Equality Deletes are the second mechanism introduced in Apache Iceberg Spec v2 for Merge-on-Read (MoR) workflows. While Position Deletes are fast to read, they are impossible for streaming engines to write without first executing an expensive scan to find the physical location of the data. Equality Deletes solve the streaming ingestion problem.
How They Work
When a streaming pipeline (like Apache Flink) receives a Change Data Capture (CDC) event indicating that user_id = 456 has been deleted, it writes an Equality Delete File. This file simply records the logical condition of the deletion: "Delete any row where user_id = 456." It does not specify which Parquet file contains that user, or what row index it is at.

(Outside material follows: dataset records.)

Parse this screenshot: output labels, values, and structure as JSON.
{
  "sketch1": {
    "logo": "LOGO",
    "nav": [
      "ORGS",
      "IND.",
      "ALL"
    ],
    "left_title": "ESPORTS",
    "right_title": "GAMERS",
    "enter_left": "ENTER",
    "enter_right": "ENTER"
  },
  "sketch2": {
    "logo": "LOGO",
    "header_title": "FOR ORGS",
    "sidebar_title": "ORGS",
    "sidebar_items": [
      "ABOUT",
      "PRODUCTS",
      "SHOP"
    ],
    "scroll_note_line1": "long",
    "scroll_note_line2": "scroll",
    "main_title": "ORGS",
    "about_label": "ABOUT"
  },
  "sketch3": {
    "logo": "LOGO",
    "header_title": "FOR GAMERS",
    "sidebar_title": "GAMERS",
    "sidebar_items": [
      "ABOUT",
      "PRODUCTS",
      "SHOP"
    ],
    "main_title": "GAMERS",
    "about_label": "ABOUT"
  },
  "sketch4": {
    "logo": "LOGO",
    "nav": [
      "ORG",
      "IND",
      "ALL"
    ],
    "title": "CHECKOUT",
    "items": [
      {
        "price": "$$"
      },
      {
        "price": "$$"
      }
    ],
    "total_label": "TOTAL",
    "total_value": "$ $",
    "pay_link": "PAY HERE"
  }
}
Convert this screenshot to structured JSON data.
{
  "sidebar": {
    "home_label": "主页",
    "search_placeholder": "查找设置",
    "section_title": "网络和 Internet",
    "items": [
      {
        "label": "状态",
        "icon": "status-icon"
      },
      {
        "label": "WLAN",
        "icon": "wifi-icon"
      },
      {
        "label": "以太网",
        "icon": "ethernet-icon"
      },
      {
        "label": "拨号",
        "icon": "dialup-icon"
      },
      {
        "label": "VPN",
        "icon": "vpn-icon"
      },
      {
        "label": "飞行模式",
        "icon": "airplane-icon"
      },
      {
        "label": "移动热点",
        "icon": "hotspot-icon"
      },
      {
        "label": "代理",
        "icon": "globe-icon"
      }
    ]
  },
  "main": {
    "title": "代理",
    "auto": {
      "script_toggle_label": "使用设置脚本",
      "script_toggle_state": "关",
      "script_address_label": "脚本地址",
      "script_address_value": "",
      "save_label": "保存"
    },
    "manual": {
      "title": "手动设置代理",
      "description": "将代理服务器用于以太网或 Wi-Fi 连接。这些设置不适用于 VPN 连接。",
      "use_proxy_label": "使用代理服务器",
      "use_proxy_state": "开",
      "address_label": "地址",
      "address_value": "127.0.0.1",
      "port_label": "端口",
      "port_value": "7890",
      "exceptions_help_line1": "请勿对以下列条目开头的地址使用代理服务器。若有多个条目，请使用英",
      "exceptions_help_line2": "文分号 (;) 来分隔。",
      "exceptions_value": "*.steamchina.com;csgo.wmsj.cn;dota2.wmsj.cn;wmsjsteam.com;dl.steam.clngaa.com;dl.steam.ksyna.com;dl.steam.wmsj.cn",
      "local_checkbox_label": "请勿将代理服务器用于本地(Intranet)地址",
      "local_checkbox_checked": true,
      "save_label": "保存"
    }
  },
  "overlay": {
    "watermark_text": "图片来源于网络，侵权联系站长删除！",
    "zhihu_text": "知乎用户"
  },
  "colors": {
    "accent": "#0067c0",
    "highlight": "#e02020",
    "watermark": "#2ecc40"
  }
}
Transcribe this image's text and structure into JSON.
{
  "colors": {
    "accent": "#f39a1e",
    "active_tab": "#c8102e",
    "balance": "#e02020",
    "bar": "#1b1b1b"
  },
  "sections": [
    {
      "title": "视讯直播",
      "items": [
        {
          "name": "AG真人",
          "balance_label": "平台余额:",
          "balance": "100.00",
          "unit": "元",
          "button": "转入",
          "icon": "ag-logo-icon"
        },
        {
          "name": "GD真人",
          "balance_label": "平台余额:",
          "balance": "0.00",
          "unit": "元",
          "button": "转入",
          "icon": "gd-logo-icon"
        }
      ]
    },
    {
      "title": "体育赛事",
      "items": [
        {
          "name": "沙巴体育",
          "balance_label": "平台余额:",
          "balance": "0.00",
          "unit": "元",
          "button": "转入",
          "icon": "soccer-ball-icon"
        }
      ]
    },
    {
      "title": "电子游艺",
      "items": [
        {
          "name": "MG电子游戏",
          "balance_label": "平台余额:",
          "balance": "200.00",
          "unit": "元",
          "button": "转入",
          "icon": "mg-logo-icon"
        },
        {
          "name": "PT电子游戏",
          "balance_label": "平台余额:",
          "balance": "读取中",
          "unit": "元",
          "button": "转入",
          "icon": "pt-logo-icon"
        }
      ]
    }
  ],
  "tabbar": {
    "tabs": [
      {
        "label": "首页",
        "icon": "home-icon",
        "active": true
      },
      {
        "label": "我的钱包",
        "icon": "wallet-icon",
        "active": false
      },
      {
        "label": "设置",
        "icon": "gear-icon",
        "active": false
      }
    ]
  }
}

At read time, the query engine is responsible for enforcing this condition. As it scans the data files, it essentially performs an anti-join against the equality delete files, dropping any row that matches the specified column values. To ensure data correctness, Iceberg uses sequence numbers: an equality delete only applies to data files that were written before the delete file was committed, preventing the accidental deletion of a new user_id = 456 that was inserted later.
The Performance Trade-off
Equality deletes represent the extreme end of the write vs. read performance trade-off. They are incredibly fast to write, making them perfect for low-latency streaming CDC where the system just needs to land the delete events into the lakehouse as quickly as possible.
However, they are expensive to read. The query engine must compare every row it reads against the criteria stored in the equality delete files. As the number of equality delete files grows over time, query performance will degrade significantly due to read amplification. For this reason, tables relying on equality deletes require aggressive and frequent compaction to convert those logical deletes into physical data rewrites (or convert them to position deletes), restoring the table to a clean, highly performant state for analytical queries.